Późne piątkowe popołudnie mieszkańców bloku przy ul. Nyskiej (obok przychodni „Optima”) w Prudniku przerwane zostało głośnym hukiem.

W pierwszej chwili wydawało się, że w jednym z mieszkań na I piętrze doszło do wybuchu gazu. Szybko jednak okazało się, że była inna przyczyna eksplozji.

Służby ratunkowe otrzymały zgłoszenie o godz. 17.45. Na miejsce skierowano zastępy straż pożarnej – JRG z Prudnika (3) oraz OSP z gminy (4). Wezwano również policję, służby medyczne oraz Pogotowie Gazowe. Strażacy w ciągu kilkunastu minut opanowali pożar mieszkania, a z części bloku ewakuowano mieszkańców.

– Dwadzieścia osób opuściło budynek przed przybyciem służb oraz pięć osób ewakuowano – informuje asp. Tomasz Piątek z stanowiska kierowania opolskiego komendanta wojewódzkiego PSP w Opolu.

Okazało się, że w mieszkaniu nie było nikogo i dzięki temu nikt nie został poszkodowany.

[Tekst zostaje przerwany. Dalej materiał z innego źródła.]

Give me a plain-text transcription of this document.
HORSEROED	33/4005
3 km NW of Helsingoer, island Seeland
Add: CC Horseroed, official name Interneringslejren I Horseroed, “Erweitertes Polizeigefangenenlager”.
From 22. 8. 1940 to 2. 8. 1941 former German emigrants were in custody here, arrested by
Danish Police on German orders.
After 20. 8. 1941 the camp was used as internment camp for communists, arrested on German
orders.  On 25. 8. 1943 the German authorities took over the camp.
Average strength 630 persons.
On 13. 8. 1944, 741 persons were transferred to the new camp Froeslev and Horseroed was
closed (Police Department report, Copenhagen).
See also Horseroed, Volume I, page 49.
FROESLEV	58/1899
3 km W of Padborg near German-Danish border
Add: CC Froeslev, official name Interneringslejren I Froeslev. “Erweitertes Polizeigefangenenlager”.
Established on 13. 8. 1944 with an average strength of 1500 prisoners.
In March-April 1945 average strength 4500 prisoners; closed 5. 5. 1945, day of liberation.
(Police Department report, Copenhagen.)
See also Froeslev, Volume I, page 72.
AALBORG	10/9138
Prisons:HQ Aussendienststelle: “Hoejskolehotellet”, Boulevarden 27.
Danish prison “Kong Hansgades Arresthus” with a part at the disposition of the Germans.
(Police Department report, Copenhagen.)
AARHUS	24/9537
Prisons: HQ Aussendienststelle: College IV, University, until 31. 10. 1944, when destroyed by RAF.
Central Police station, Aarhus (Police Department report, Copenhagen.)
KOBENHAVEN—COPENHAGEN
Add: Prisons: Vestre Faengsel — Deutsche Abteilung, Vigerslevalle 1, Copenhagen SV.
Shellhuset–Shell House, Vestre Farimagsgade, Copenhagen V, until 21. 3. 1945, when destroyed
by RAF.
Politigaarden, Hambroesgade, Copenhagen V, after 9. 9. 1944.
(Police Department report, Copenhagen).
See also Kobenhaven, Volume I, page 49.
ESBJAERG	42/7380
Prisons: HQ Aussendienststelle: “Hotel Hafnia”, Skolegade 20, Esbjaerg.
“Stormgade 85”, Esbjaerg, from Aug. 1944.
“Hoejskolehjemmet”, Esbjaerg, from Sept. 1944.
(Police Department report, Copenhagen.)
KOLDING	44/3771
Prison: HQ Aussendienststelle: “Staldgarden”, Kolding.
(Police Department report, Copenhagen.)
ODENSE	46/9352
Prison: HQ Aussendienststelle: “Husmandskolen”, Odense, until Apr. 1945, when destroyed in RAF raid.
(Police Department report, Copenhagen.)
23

Z nieoficjalnych informacji wynika, że lokator mieszkania eksperymentował z urządzeniem, które podczas jego nieobecności eksplodowało wywołując pożar. Do zdarzenia doszło 24 kwietnia.

Więcej na ten temat będzie można przeczytać w najbliższym wydaniu „Tygodnika Prudnickiego”.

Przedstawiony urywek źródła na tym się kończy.